Kernel Hilbert space template-matching techniques for simultaneous determination of neutron source location and identity with a volumetrically-sensitive moderating-type neutron spectrometer

摘要

Hand-held instrumentation that can provide real-time information regarding the location and identity (i.e., type/radioisotope and local surrounding/shielding) of neutron radiation sources, via free neutron measurements alone, are of interest to non-proliferation, water/oil-exploration and related neutron scattering applications. In a previous report, template-matching techniques in two- and three-spatial dimensions were introduced as methods for simultaneously determining the horizontal-planar location and the identity of neutron radiation sources with a new class of volumetrically-sensitive moderating-type neutron spectrometer.
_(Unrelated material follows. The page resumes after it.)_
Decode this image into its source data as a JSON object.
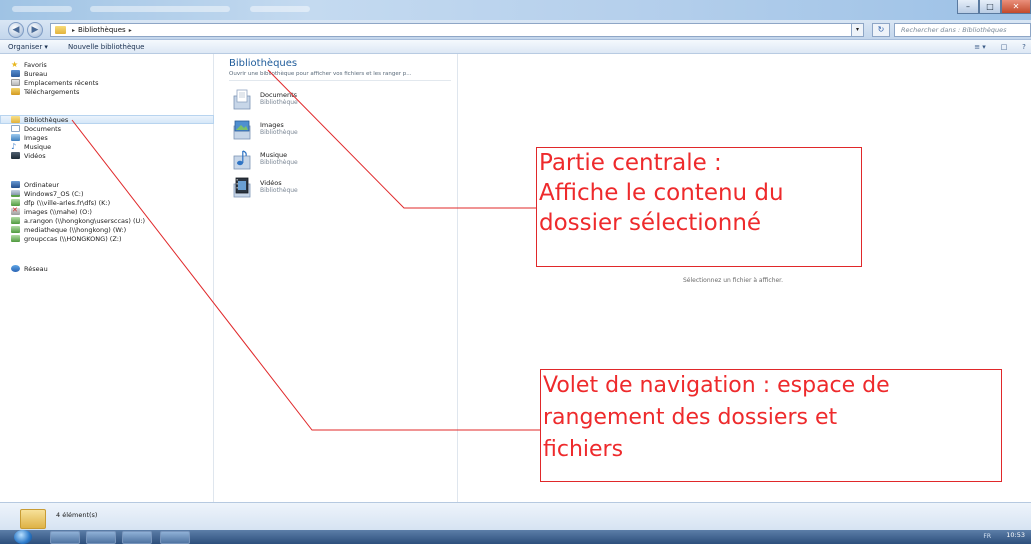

Although these methods were shown to be quite promising for this new class of instrumentation, there are three significant factors that negatively affect their performance in practice: (1) there are a large number of templates of interest for most practical applications; (2) many of these templates are very similar (i.e., highly correlated or strongly degenerate); and, (3) the measurement data is superposed with environmental neutron scattering effects. In this work, kernel Hilbert space transformations, that have been proposed to solve analogous problems in digital image processing applications, are employed to overcome the aforementioned difficulties encountered when analyzing spectroscopic neutron radiation measurements via template-matching techniques, and a novel kernel Hilbert space template-matching algorithm is introduced. Four variants of this improved technique are tested and compared via MCNP6 simulation for efficacy of localization and identification of neutron radiation sources with this new class of neutron spectrometer.